Taylor’s Caterpillar Project teaches reading, writing and counting skills to pre-school students to give them a good head start in primary school
“As an educator, I believe education can break the cycle of poverty. Hence, the Caterpillar Project targets pre-schools in the poorer parts of our community to give them greater education opportunity. By starting our act of giving in the backyard of Taylor’s University’s Lakeside Campus, we are meeting the immediate needs in our nearby community,” said Dr Logendra.
The Caterpillar Project started in September 2017 and continued running every Friday for 10 weeks at collaborating pre-schools in Kampung Lindungan and Kampung Gandhi, Petaling Jaya. The classes are led by Taylor’s University’s School of Education students and supported by students from the Centre for Languages, of which many are international students.
“At Taylor’s University, we believe in empowering young people to dream beyond their horizon. Most underprivileged children are robbed of the opportunity to dream because they are unaware of what they can achieve. Through the Caterpillar Project, Taylor’s University students will provide these children a global perspective via their weekly interaction during the lessons. We hope that this platform will open the eyes of the less fortunate to the world beyond their four walls, so that they can eventually start school with a successful end in mind,” explains Dr Logendra.
Aspiring young students from Taylor’s University School of Education apply multi-sensory teaching methods to engage and increase interaction with their students
The ‘young teachers’, who are equipped to teach at international schools during their education degree programme at Taylor’s University, utilised multi-sensory teaching to engage their students in the lessons. Some of the most effective teaching methods were the ones centred on theatre, play and music because students actively participated in educational activities while having fun.
“Besides benefitting the pre-school children in our community, the Caterpillar Project also aims to provide our own students with teaching exposure in a different environment. Many of our students find the Caterpillar Project much more meaningful than their usual teaching experiences when they reap the results at the end of the project. They are particularly inspired with the fact that they can help illiterate young ones acquire the basic skills needed in school,” said Dr Logendra.

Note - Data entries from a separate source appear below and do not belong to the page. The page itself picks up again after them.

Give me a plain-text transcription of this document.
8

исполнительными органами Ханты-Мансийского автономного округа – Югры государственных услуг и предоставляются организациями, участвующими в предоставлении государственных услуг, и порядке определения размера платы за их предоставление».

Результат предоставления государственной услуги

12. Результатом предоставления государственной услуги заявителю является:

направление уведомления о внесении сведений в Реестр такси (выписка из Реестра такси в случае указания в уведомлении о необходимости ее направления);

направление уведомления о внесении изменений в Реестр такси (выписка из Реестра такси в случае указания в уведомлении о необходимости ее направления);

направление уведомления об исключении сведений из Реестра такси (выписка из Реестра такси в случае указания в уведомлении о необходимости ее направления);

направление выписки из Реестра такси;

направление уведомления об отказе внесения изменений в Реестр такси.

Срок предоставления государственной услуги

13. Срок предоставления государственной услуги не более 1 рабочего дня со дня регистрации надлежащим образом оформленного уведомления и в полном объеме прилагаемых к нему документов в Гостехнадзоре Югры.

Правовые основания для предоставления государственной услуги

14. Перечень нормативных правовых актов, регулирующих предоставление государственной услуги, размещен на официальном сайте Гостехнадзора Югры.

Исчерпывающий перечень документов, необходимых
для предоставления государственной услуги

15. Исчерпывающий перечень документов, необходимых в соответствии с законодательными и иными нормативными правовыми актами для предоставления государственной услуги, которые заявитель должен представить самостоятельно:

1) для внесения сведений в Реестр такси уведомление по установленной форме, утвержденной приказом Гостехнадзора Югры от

One of these students was Taylor’s School of Education’s Chloe Chai, who gained a unique teaching experience from the project, “We actively engage with the students through fun, interactive lessons. The teaching method implemented – singing and dancing – helped them to bond with us quickly as they were more willing to speak up after the activities. The enjoyable lessons also successfully brought out their spirit of excitement and determination to learn,” she said.
“This project taught me that being a teacher is about being passionate. It made me understand that teaching comes from the heart, not from a book. Working with the students and school has been a pleasurable and fantastic experience. I am thankful for being a part of the School of Education at Taylor’s University and hope for more collaboration with other schools in the future,” she concluded.
Taylor’s University empowers young people to dream beyond their horizon through the Caterpillar Project which enables pre-schoolers to start school with a successful end in mind
Sharing about future plans for the project, Dr Logendra said, “The Caterpillar Project is a pilot project designed to serve our community in the long-run. Our aim is to help more pre-schoolers prepare for their primary school education before they leave kindergarten. We are open for new collaboration with private kindergartens or pre-schools in the area of Subang Jaya or Petaling Jaya who need assistance with developing their students’ literacy and counting skills.”
If you or your institution is interested to be a part of the Taylor’s Caterpillar Project, you may contact Dr Logendra at LogendraStanley.Ponniah@taylors.edu.my for further information on collaboration.
The project also recently celebrated its first batch of 17 graduates at the Taylor’s University, Lakeside Campus.